[Deadham Hard by Lucas Malet]@TWC D-Link bookDeadham Hard CHAPTER V 1/15
CHAPTER V. WHEREIN DAMARIS MAKES SOME ACQUAINTANCE WITH THE HIDDEN WAYS OF MEN Throughout their singular journey--save for briefest question and answer about her well-being at the commencement of it--the two had kept silence, as though conscious Faircloth's assertion of contentment struck a chord any resolution of which might imperil the simplicity of their relation. Thus far that relation showed a noble freedom from embarrassment.
It might have continued to do so but for a hazardous assumption on his part. When first placing Damaris in the stern of the boat, the young man stripped off his jacket and, regardless of her vaguely expressed protest, wrapped it round her feet.
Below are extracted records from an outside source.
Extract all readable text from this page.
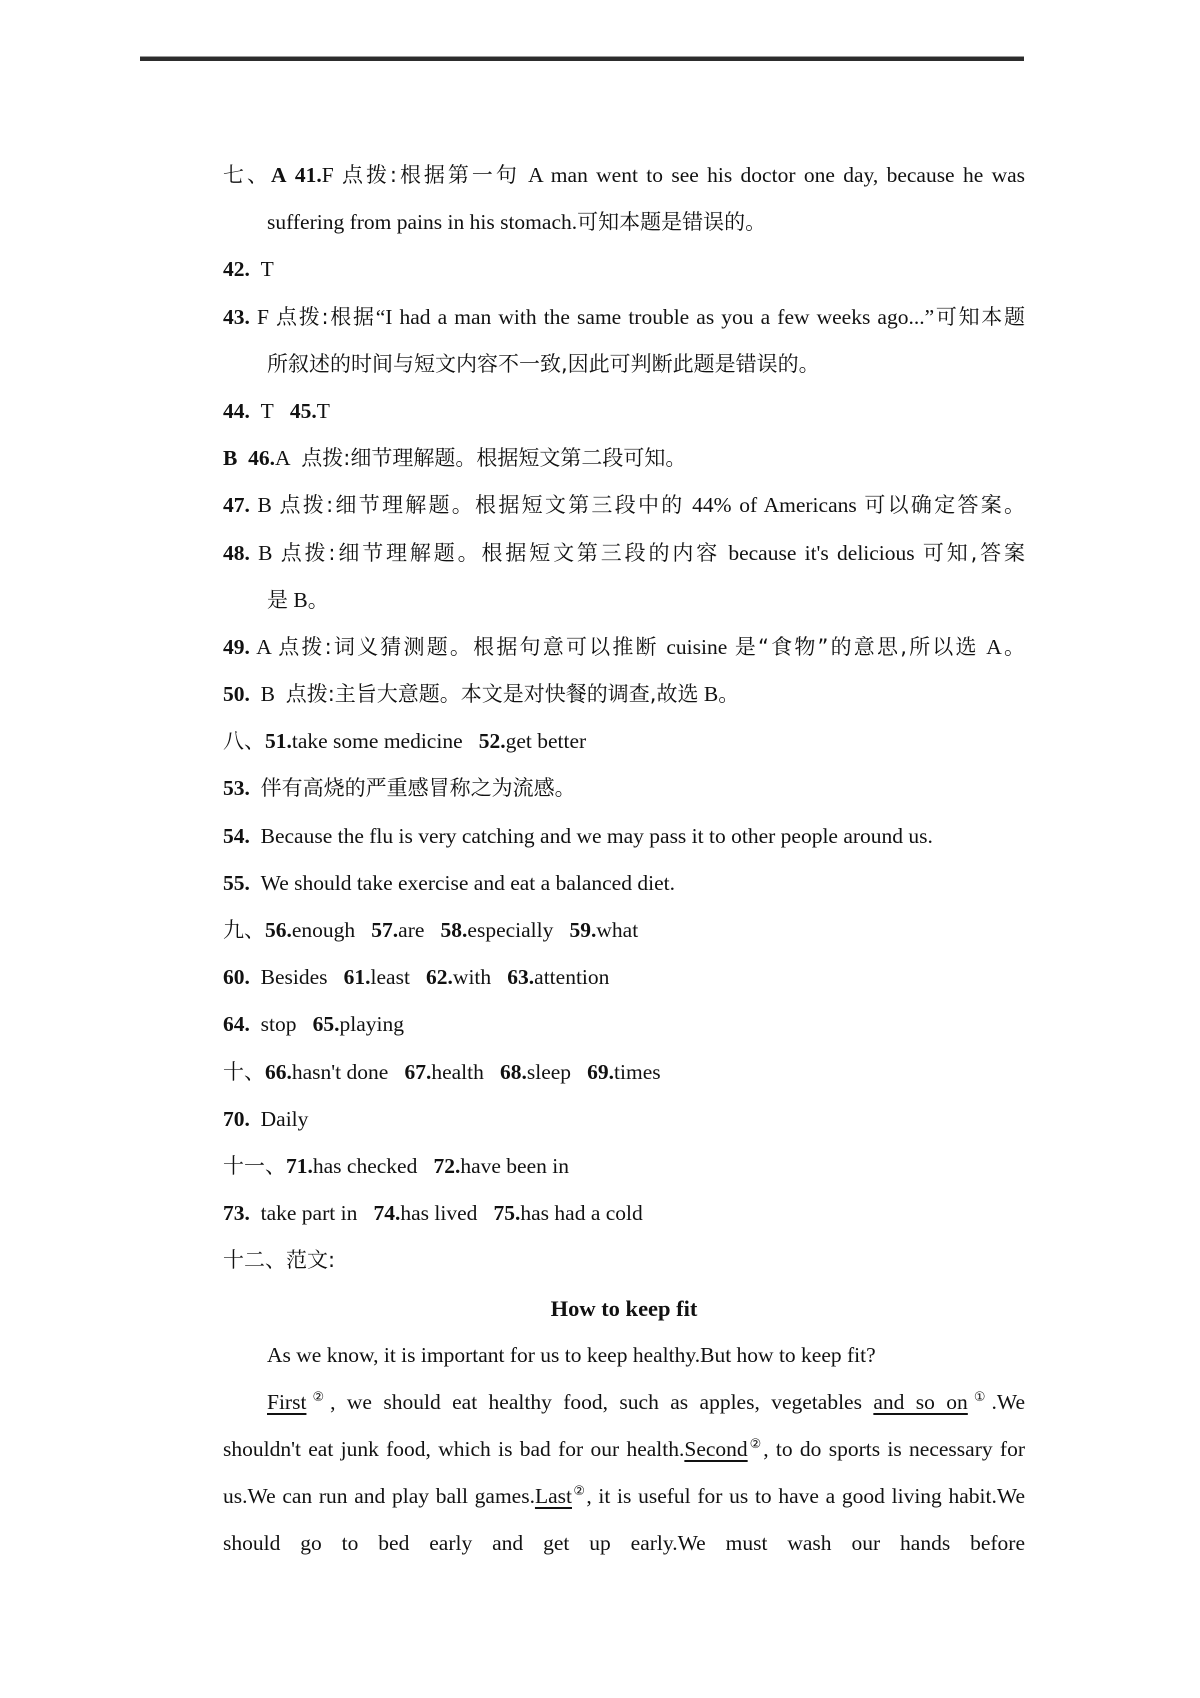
七、A 41.F 点拨:根据第一句 A man went to see his doctor one day, because he was
suffering from pains in his stomach.可知本题是错误的。
42. T
43. F 点拨:根据“I had a man with the same trouble as you a few weeks ago...”可知本题
所叙述的时间与短文内容不一致,因此可判断此题是错误的。
44. T 45.T
B 46.A 点拨:细节理解题。根据短文第二段可知。
47. B 点拨:细节理解题。根据短文第三段中的 44% of Americans 可以确定答案。
48. B 点拨:细节理解题。根据短文第三段的内容 because it's delicious 可知,答案
是 B。
49. A 点拨:词义猜测题。根据句意可以推断 cuisine 是“食物”的意思,所以选 A。
50. B 点拨:主旨大意题。本文是对快餐的调查,故选 B。
八、51.take some medicine 52.get better
53. 伴有高烧的严重感冒称之为流感。
54. Because the flu is very catching and we may pass it to other people around us.
55. We should take exercise and eat a balanced diet.
九、56.enough 57.are 58.especially 59.what
60. Besides 61.least 62.with 63.attention
64. stop 65.playing
十、66.hasn't done 67.health 68.sleep 69.times
70. Daily
十一、71.has checked 72.have been in
73. take part in 74.has lived 75.has had a cold
十二、范文:
How to keep fit
As we know, it is important for us to keep healthy.But how to keep fit?
First②, we should eat healthy food, such as apples, vegetables and so on①.We
shouldn't eat junk food, which is bad for our health.Second②, to do sports is necessary for
us.We can run and play ball games.Last②, it is useful for us to have a good living habit.We
should go to bed early and get up early.We must wash our hands before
It held the living warmth of his body; and, chilled, dazed, and spent, as Damaris was, that warmth curiously soothed her, until the ink-black boat floating upon the brimming, hardly less inky, water faded from her knowledge and sight.
She drooped together, passing into a state more comparable to coma than to natural slumber, her will in abeyance, thought and imagination borne under by the immensity of her fatigue. As Faircloth, meanwhile, pulled clear of the outstanding piles of the jetty, he heard voices and saw lights moving down by the ferry on the opposite shore.
But these, and any invitation they might imply, he ignored.